Well, as I said, it is painful not to hear my ‘Arise, o compatiots’ national anthem rendered at the podium. It is far more painful when Granada, a country of just 107,000 people, produced a golden athlete, and in the face of the fact that some Nigerians,competing for other nations, actually won laurels. What can be wrong with us more than the singular fact, that , owing to poor attitude, we consistently fail to do the right things at the right time, for the right purpose and in the right quantum (and, I may add, quality, ).

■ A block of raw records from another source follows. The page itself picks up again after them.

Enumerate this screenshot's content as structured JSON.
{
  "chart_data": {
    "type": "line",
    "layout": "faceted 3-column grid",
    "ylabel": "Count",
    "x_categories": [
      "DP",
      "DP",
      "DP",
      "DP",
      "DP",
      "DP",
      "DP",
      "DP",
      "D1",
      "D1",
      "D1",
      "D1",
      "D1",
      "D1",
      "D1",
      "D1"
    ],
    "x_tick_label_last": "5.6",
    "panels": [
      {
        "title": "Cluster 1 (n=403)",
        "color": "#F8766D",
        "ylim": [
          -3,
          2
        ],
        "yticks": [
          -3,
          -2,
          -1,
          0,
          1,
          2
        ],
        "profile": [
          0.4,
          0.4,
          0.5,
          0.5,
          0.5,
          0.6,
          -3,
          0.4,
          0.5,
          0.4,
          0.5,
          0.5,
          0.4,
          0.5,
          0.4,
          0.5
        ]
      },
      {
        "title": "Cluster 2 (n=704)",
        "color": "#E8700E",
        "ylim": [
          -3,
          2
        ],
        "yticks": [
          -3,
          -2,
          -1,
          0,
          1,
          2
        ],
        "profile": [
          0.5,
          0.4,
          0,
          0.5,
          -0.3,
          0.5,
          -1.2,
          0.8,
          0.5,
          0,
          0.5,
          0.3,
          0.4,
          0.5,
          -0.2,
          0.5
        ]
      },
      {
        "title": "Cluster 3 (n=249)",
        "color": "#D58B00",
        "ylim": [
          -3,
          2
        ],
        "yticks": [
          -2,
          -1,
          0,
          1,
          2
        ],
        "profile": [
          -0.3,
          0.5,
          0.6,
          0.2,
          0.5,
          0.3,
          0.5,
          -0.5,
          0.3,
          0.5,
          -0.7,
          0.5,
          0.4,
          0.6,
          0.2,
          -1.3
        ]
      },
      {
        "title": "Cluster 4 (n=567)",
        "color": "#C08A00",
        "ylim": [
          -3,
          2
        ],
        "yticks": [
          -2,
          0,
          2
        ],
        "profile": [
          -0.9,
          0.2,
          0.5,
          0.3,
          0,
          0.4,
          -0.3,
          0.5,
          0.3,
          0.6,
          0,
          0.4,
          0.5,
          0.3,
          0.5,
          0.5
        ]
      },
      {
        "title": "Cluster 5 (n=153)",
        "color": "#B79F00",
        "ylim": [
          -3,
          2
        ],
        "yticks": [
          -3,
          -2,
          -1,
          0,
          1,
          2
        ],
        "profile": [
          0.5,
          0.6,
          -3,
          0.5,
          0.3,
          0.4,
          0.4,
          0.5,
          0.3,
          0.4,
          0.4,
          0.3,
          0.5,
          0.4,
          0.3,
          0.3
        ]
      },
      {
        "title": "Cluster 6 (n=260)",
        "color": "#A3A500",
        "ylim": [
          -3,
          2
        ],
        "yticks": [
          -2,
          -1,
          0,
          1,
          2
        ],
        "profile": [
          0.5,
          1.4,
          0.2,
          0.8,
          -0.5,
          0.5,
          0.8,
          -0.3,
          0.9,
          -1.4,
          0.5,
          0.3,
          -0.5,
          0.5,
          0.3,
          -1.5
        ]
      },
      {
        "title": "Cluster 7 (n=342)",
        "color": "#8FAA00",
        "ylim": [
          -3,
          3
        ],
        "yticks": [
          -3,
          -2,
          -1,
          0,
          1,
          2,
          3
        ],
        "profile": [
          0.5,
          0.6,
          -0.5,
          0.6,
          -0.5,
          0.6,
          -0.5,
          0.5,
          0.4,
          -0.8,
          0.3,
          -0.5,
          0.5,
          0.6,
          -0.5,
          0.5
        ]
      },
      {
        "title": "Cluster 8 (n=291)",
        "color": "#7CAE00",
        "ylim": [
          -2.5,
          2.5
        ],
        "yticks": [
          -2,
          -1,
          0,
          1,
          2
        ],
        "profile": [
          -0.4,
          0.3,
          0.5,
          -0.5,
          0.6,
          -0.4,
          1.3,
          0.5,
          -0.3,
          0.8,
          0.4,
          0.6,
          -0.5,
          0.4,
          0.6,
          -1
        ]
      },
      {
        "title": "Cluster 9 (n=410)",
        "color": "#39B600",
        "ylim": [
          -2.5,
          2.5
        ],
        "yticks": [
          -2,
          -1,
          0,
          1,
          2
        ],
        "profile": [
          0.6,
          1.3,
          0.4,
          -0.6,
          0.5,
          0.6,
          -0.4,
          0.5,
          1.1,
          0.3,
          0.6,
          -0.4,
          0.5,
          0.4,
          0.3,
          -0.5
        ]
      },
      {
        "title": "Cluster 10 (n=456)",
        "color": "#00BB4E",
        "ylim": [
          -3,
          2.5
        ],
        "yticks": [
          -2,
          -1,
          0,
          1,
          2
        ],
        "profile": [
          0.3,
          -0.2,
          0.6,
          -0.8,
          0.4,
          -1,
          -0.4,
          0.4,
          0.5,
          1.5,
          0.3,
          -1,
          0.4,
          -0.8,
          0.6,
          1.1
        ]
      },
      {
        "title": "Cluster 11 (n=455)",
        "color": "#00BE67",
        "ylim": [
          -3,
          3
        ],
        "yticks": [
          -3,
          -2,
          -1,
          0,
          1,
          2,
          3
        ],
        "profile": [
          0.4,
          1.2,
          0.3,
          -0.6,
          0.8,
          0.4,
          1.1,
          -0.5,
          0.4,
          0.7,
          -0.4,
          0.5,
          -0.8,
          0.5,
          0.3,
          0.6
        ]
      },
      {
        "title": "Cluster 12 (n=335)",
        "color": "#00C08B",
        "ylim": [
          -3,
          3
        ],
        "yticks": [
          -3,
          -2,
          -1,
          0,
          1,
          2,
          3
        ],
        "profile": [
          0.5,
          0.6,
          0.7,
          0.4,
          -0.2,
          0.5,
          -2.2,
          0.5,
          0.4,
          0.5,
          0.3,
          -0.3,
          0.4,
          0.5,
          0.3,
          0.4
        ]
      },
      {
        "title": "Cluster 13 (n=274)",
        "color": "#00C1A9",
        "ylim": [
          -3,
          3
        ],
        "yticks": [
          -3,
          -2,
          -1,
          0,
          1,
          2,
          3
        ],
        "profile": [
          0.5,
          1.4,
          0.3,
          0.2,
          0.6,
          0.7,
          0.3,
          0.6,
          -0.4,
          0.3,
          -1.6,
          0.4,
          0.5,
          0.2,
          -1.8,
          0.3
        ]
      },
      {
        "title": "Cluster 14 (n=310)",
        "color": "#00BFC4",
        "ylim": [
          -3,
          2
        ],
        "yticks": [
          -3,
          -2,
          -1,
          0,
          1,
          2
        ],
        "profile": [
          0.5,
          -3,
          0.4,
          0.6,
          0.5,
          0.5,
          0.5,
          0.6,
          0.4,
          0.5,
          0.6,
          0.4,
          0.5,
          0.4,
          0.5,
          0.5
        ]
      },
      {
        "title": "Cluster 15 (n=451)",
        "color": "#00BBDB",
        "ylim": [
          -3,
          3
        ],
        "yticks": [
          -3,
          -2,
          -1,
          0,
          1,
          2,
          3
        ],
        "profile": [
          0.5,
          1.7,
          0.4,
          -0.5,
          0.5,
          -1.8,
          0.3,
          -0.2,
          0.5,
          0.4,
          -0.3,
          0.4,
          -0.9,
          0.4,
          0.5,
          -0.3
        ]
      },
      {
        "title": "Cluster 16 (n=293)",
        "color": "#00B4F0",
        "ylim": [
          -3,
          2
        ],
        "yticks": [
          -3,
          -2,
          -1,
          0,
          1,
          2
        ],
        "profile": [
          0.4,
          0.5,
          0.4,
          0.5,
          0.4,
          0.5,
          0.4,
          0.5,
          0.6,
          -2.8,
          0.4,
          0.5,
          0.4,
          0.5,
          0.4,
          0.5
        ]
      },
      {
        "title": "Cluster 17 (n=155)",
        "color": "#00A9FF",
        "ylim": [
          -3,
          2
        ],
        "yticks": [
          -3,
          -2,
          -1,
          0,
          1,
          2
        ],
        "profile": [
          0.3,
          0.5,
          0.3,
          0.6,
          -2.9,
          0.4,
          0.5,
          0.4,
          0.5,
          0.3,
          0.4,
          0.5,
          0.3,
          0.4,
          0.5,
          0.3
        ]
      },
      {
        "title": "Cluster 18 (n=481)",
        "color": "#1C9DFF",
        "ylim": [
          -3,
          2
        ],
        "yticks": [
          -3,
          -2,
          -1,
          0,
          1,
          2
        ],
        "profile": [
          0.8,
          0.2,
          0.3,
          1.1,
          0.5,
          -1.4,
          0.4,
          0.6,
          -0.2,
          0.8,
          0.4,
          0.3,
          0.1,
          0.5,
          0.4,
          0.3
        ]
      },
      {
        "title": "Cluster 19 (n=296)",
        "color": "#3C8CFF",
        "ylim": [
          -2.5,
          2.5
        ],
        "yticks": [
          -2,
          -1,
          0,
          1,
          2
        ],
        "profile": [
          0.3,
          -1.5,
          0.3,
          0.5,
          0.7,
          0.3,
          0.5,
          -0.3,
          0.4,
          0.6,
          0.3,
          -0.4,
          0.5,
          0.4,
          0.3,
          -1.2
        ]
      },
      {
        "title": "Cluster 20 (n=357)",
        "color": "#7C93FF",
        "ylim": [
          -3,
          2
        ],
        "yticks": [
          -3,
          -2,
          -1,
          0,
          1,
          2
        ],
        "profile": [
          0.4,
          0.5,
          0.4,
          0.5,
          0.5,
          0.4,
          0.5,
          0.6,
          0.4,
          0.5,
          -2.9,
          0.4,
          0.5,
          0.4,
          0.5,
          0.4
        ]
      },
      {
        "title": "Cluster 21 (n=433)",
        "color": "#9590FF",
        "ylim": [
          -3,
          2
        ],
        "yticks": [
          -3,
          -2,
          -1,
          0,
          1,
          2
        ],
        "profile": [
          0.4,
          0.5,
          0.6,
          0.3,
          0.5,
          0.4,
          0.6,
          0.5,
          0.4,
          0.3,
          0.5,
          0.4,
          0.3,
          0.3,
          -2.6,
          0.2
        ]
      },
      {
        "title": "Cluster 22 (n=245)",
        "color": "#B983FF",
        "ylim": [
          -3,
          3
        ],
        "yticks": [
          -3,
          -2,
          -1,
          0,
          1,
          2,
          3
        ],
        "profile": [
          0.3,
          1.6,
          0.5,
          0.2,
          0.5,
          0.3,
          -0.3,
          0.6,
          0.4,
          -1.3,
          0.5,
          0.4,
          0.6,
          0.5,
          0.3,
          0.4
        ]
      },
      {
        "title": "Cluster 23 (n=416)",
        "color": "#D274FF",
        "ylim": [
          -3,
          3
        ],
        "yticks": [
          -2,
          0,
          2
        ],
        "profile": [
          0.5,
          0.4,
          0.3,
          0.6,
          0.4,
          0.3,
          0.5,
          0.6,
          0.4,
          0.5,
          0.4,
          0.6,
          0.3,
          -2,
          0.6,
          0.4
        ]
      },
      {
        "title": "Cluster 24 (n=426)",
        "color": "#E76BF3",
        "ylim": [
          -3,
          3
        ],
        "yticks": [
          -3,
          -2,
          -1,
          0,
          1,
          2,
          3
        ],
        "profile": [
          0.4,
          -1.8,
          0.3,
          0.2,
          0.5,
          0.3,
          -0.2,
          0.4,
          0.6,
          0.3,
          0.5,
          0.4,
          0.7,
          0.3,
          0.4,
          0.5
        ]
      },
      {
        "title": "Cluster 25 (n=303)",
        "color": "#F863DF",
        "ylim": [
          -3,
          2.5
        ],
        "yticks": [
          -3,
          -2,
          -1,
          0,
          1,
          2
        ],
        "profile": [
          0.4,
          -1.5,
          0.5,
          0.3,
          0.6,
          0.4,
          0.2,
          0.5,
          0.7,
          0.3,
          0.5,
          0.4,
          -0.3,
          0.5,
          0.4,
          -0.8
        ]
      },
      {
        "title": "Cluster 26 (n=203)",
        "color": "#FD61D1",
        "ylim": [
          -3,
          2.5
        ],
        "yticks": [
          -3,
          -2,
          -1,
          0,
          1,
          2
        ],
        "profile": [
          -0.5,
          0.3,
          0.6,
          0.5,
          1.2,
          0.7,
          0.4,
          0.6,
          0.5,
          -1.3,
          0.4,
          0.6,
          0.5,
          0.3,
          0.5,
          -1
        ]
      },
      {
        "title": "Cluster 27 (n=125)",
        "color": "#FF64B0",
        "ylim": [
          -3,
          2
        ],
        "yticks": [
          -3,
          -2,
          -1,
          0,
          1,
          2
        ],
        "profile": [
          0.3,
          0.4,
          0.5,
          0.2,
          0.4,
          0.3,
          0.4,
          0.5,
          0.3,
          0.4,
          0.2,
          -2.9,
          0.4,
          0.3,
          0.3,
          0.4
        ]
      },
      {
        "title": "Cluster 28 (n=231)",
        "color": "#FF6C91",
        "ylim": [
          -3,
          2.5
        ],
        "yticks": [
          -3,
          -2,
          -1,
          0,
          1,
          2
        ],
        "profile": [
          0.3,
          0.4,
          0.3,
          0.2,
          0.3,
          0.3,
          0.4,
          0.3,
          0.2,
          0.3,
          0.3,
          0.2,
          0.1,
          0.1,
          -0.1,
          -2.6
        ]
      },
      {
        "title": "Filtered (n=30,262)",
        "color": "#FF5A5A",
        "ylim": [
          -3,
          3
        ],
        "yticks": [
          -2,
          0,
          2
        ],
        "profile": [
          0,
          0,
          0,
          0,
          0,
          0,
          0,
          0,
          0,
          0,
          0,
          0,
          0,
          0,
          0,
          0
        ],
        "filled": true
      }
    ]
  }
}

Much as I lament our woeful failure in London, I am more pained by the fact that, as in education, security, agriculture, etc, so in sports: we never learn any useful lessons by seeking effective remedies to the problems that dog us. How does one get an appropriate answer to a problem by repeatedly applying the same wrong remedy, in the same way and manner , as in the first instance? Is it possible to make wool out of the dog’s ear? Is it feasible that clement seas make efficient sailors? Does enduring success come from flimsy practice?
Failure is bad goodness- in that it offers an opportunity for the failure to reassess his strategy and approach procedures in an effort to gain a more purposeful result. But, failure, for fools, provides an opportunity for excuses, rather than an opportunity to better prepare for a better outing. And, my country, Nigeria, belongs in the second group-fools-who never learn that failure provides the best material-experience-for the wise to build on. My fear is that, as we are wont, we will sweep everything about London 2012 under the carpet, and in 2016, engage in the same fire-brigade approach to the Olympics of that year in Rio De Janeiro, Brazil. Yes: Mark my words- that year, we would still be praying , or sleeping around town with funds meant for our Olympic outing, while serious nations are already awaiting their call up for honour on the podium. Yes. The snake remains its old self, no matter how many times it moults. That’s my country. Poor Nigeria.
No man is truly out, unless he so regards himself.